A minute or two later Mr. Dorsey took his leave.

“A curiously amiable fellow,” Neville said. “He would have gone all the way to Leicestershire merely to show me the countryside if he had known I was five miles away from his uncle’s estate? And yet I scarcely know him. Perhaps he believes he owes me a courtesy because he was a guest at Newbury in May. But he came as an acquaintance of Lauren’s grandfather. At least he has gone out of his way to show that he bears me no grudge.”

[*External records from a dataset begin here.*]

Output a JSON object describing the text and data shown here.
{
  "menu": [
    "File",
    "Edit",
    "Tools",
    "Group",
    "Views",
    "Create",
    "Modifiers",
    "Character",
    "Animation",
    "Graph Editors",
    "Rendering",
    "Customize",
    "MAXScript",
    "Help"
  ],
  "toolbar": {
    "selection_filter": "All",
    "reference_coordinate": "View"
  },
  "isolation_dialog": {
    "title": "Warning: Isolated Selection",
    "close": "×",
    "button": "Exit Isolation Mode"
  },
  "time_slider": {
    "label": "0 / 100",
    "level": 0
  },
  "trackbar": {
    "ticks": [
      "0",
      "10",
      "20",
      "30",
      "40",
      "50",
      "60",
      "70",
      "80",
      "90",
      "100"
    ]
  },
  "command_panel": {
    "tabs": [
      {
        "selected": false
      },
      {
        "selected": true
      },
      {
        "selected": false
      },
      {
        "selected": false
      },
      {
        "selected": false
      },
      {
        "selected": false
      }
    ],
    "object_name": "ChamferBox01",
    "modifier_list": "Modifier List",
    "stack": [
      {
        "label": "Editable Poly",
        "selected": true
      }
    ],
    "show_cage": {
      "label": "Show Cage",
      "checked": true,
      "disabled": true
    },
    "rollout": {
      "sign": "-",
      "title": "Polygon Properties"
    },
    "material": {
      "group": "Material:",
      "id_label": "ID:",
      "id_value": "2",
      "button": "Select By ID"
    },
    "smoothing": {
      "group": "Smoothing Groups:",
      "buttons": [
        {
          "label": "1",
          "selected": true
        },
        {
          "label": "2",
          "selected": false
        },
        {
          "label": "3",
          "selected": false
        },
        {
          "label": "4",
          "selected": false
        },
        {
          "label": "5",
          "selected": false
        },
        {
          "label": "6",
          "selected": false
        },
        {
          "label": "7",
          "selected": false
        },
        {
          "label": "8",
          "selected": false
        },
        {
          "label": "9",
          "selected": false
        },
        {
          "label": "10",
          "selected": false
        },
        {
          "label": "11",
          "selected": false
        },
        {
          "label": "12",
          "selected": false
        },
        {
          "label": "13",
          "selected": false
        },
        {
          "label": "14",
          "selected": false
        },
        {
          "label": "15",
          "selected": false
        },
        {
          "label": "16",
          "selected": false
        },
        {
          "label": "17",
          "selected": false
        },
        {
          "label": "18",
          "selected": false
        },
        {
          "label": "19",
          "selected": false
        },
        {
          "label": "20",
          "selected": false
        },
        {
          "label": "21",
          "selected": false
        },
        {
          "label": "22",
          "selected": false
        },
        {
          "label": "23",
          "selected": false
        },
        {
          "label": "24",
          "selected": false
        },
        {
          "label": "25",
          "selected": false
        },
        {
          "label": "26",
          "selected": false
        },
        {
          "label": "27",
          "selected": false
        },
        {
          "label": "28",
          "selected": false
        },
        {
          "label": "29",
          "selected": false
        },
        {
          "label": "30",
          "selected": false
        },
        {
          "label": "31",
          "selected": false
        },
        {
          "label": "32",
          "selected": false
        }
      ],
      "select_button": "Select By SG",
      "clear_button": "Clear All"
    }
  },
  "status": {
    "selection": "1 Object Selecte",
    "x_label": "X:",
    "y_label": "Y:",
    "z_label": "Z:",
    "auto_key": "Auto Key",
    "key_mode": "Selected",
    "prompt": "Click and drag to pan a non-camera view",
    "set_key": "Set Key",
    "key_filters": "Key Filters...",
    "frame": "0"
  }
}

They smiled at each other.

“You have not, I suppose,” he said, leaning toward her, the interruption forgotten, “been to Vauxhall Gardens yet, have you, Lily?”

“No.” She shook her head. “But I have heard of them. They are said to be enchanted at night.”

“Will you go there with me,” he asked her, “if I can get up a party?”

It might well be a most dangerous place to go if upon careful consideration she decided that she could not after all change her mind about him. She should perhaps refuse outright now. Or at least she should say no more than that she would think about it and talk with Elizabeth about it.

But she found herself leaning eagerly toward him until their faces were only inches apart.

“Oh, yes,” she said. “Yes, please, my lord.”